Lake Victoria of the Pamirs – Travels in Tajikistan.

Tajikistan is the Country with nature  on the grandest scale.

Access is via the  Pamir Highway, the second highest international road in the world, Dushambe to Khorog - 13 hours of stunning scenery, bumpy roads and scary edge of cliff track sections.

I first worked in Tajikistan in 1994 during a particularly vicious civil war which lasted up to 1997. Dushambe was full of Russian military and a place to be firmly indoors before dark.  The Garm Valley was one of the centres of opposition to the Government as was the remote eastern Oblast of Gorno Badakhshan.  

The people  unlike Turkic populations of the surrounding countries have a different culture, historically looking towards Persia (present day Iran), 

The Fann Mountains and Lake Iskanderkul are stunning but eastern Gorno Badakhshan and Khorog are the places to draw one back again and again.  Khorog was built to firmly establish the area within the Russian sphere of influence in an area contested with the British and the Emir of Bukhara.

Here the Fedchenko Glacier is the longest outside of the polar regions, Pik Lenina one of the highest and  Lake Victoria of the Pamirs, named by British cartographers in honour of their Queen.
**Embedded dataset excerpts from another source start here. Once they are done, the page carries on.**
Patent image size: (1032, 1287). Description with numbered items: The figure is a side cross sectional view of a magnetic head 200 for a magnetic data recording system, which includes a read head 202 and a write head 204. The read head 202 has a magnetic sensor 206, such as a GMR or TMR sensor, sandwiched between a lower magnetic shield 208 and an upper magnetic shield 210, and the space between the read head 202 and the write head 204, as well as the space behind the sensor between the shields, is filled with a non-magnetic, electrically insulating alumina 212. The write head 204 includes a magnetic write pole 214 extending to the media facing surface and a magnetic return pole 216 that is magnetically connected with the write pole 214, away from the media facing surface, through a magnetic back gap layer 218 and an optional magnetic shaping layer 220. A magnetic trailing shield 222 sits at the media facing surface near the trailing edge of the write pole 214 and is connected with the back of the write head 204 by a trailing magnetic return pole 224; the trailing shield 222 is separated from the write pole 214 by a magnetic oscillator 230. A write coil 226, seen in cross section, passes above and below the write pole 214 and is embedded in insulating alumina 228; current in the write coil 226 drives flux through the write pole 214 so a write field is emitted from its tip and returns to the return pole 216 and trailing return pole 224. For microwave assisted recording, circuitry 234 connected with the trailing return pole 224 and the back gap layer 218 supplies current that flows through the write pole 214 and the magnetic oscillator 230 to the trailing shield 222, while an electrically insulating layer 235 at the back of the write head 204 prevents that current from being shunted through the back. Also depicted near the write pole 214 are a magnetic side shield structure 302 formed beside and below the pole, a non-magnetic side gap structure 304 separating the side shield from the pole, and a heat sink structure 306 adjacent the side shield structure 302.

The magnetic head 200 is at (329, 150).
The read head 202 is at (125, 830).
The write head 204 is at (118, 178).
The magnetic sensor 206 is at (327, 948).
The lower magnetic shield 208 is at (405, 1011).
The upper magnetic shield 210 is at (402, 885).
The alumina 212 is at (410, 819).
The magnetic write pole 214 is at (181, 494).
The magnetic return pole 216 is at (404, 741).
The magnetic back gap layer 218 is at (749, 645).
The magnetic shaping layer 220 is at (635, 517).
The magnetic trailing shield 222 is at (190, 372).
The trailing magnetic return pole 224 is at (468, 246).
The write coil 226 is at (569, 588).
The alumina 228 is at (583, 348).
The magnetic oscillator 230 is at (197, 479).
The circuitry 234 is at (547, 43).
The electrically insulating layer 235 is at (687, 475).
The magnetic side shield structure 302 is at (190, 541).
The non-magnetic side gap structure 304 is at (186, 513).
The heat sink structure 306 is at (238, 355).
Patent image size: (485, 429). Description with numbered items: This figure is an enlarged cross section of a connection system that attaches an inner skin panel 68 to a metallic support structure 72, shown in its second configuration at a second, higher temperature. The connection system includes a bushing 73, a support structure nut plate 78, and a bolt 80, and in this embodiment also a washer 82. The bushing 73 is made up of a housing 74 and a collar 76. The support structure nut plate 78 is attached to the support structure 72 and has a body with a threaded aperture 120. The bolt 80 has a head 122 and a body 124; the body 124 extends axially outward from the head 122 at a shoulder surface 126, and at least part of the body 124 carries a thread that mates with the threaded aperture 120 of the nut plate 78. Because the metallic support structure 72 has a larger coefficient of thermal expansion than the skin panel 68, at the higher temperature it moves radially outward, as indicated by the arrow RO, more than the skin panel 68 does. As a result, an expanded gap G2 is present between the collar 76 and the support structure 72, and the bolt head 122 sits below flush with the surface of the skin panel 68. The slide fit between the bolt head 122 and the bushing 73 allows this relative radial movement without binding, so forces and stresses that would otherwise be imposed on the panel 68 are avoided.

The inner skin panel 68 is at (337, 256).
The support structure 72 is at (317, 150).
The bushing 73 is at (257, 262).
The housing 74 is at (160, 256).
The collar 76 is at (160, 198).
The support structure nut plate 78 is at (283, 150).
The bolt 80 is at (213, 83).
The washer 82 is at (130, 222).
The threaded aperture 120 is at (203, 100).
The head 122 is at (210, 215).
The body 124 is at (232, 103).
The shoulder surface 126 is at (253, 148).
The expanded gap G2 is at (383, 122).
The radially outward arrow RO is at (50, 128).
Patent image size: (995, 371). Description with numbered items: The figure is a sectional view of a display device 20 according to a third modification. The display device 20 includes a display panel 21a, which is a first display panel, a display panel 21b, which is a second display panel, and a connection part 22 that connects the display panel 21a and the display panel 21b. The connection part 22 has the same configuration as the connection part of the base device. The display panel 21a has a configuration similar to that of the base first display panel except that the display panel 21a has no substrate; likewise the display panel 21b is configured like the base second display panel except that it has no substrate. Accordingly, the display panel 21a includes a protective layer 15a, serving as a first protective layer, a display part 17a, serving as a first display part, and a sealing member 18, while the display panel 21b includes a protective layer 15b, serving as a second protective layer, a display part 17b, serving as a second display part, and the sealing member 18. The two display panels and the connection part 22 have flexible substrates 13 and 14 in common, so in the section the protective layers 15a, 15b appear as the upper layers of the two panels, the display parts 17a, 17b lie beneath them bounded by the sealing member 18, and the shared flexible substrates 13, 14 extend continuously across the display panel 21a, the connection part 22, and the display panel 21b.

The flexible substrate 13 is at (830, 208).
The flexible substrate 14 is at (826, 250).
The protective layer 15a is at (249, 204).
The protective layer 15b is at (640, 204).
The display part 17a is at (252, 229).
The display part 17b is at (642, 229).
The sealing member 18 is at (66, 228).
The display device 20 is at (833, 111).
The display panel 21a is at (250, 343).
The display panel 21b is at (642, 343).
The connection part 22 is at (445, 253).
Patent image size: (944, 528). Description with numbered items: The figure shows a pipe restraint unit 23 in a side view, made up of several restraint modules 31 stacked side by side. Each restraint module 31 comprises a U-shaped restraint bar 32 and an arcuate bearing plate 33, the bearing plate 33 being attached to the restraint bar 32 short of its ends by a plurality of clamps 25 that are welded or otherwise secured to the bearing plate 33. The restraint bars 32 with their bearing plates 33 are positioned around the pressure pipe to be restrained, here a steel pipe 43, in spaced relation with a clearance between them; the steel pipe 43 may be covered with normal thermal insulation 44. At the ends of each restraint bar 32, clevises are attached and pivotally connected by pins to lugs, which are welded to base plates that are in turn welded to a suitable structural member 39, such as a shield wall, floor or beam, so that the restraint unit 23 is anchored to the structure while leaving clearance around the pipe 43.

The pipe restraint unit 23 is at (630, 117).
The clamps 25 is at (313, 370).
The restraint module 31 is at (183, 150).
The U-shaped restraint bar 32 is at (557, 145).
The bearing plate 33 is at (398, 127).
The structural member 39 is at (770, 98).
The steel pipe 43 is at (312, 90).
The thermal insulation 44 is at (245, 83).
The Black Lake now goes by the name of Lake Karakul.  It's nearly 13,000 feet above sea level, 52 km in diameter and set in what is believed to be a meteorite impact crater.




Related image
Lake Victoria of the Pamirs

If the Yeti exists anywhere it is up here in the Pamirs. Stories of its existence  have been circulating since the 19th century and expeditions have been sent. One can readily believe in the possibility when alone in the High Pamirs.